Por Amanda de Oliveira

Lembranças de uma história. Foto por: Rosane Neri/ Arquivo pessoal.
Rosa era regada todos os dias pelas forças ancestrais de sua mãe, conseguia fazer mil e uma coisas, como toda mulher preta consegue. Cuidou de mim e de outros três filhos, meus irmãos. Teria cuidado de cinco, se Deus não quisesse Maria Aparecida ao lado dele com apenas seis meses. Ali tenho certeza que caiu uma de suas pétalas. Era corajosa, forte, meu pai trabalhava e levava o sustento para casa, mas quem colocava a comida na mesa era ela.
Não sei se conhecia as reais paixões da minha mãe, talvez nem ela mesma tivesse a chance de conhecer, por conta da sua dura rotina. Sabia que gostava de tricotar, mas tricotava para fazer roupas para seus filhos, era também uma necessidade. Desconheço seus gostos mais puros, seus desejos mais genuínos e seus sonhos mais sinceros.
Hoje entendo que o que ela fez por nós foram atos de resistência. Não sei qual o húmus que ela usava, mas era forte e resistiu. Forte o suficiente para conhecer duas gerações seguintes a sua, de cinco netos ao todo.
E só o húmus mais forte aguentaria o ano de 2006. Foi um ano duro, ingrato e difícil. Mais uma pétala caiu, quando enterrou outra filha. Rita, minha maior parceira, que tinha um brilho no olhar que iluminava quatro quarteirões à sua frente e o sorriso que contagiava e alegrava um estádio inteiro.
Exatos nove meses depois, perdeu o parceiro. Acho que aqui não foram as pétalas que caíram. Rosa murchou. Foi levado o homem com quem escolheu passar a vida, estava só. Não iria ver Deraldo deitado na rede aos sábados depois do trabalho, nem jogar baralho e ouvi-lo reclamar de cartas ruins, nem assistir à Fórmula 1 com ele domingo de manhã. Mesmo assim não sucumbiu. Não. Precisava cuidar de dois netos, que também tinham perdido a mãe, como ela, a filha.
Foi plantada em 1933 e levava os costumes da época, nos criou como a sua mãe a criou. Era ríspida. Para ela a mulher tinha que cuidar do homem, servir. Foi criada assim. Era notória a diferença de criação dada para filhas mulheres e para filhos homens. Foi criada assim. Não conversava comigo, também não conhecia meus gostos e desejos. Foi criada assim.

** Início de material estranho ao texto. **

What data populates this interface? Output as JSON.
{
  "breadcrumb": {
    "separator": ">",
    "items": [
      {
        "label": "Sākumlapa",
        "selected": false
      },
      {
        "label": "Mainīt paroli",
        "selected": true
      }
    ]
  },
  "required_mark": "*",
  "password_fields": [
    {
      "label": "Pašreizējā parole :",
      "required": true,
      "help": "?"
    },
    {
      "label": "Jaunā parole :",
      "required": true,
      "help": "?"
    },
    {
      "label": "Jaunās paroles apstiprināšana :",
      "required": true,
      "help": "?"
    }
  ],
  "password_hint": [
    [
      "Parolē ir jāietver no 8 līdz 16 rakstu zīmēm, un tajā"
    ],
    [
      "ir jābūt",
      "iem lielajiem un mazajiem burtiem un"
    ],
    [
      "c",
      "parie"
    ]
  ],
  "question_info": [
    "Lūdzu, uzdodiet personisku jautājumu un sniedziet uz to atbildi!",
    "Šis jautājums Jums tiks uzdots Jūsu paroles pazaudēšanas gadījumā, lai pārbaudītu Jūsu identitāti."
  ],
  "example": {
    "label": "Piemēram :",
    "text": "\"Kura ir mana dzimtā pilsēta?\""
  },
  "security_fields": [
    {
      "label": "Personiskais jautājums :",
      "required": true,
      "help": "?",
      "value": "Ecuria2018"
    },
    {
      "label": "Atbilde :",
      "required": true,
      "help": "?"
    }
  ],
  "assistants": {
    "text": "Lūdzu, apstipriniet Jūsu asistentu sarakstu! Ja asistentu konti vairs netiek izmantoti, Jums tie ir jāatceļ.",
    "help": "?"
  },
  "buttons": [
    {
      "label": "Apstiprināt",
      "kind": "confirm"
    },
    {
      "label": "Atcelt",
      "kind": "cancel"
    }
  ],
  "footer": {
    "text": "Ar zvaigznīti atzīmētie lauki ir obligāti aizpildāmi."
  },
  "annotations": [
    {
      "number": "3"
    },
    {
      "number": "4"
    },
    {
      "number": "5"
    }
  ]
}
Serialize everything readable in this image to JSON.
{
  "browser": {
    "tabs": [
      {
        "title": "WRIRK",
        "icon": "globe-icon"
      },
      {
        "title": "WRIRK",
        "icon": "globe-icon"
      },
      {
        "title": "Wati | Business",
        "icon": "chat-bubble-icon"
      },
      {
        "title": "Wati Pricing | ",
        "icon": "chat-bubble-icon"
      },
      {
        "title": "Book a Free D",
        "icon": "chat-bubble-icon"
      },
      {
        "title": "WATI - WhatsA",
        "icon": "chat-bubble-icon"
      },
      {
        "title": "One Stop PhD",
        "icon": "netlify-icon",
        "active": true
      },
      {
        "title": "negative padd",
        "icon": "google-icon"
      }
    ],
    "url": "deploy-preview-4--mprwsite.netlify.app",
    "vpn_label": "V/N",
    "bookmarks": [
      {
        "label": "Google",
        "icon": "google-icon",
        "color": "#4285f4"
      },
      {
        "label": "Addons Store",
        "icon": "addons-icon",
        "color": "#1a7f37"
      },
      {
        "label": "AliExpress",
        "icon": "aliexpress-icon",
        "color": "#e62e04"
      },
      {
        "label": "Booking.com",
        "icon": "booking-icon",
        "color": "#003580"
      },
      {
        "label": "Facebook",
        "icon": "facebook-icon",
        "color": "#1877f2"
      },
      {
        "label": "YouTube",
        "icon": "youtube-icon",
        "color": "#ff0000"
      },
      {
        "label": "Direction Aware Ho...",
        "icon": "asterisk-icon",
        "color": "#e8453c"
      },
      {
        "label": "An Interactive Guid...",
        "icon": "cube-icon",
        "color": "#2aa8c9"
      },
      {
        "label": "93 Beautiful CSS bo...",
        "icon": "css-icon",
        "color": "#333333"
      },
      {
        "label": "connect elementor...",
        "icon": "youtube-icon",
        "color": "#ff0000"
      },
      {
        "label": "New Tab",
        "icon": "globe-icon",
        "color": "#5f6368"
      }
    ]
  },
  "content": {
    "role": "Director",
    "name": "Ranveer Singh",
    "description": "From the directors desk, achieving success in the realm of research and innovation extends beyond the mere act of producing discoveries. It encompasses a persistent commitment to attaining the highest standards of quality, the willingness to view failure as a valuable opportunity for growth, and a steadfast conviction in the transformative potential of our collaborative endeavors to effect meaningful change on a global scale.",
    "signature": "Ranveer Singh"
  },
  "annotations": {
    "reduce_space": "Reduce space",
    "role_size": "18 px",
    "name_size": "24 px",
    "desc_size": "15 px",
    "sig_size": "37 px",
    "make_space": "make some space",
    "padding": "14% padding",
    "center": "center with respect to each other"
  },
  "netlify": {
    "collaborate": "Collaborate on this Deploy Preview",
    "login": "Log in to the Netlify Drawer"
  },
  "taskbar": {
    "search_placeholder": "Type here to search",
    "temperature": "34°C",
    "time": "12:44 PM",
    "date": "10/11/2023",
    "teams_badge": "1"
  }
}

Por esses motivos, lembranças da infância por muito tempo foram um problema na minha relação com minha mãe. Não só, seu jeito tempestuoso, que eu também carrego, nunca facilitou diálogos.
Mas foi ela também quem me ensinou a oração do “Padre Nosso”, como chamava. Foi ela quem preferiu comer um pouco menos em vários almoços, para que eu comesse um pouco mais. Foi ela quem costurou para que eu tivesse uma blusa nova no primeiro dia de aula.
Os primeiros sinais da doença foram percebidos com os esquecimentos, que pareciam naturais. Até assustarem, como no dia em que uma labareda tomou conta da cozinha. O diagnóstico foi dado em 2015: minha mãe estava com Alzheimer. Acho que foi a forma que seu corpo resistiu depois de tantas perdas. E continuou resistindo por mais oito anos.
O quadro da doença evoluiu muito devagar. Fiz de tudo para que assim acontecesse, para que ela vivesse bem, sem perturbações.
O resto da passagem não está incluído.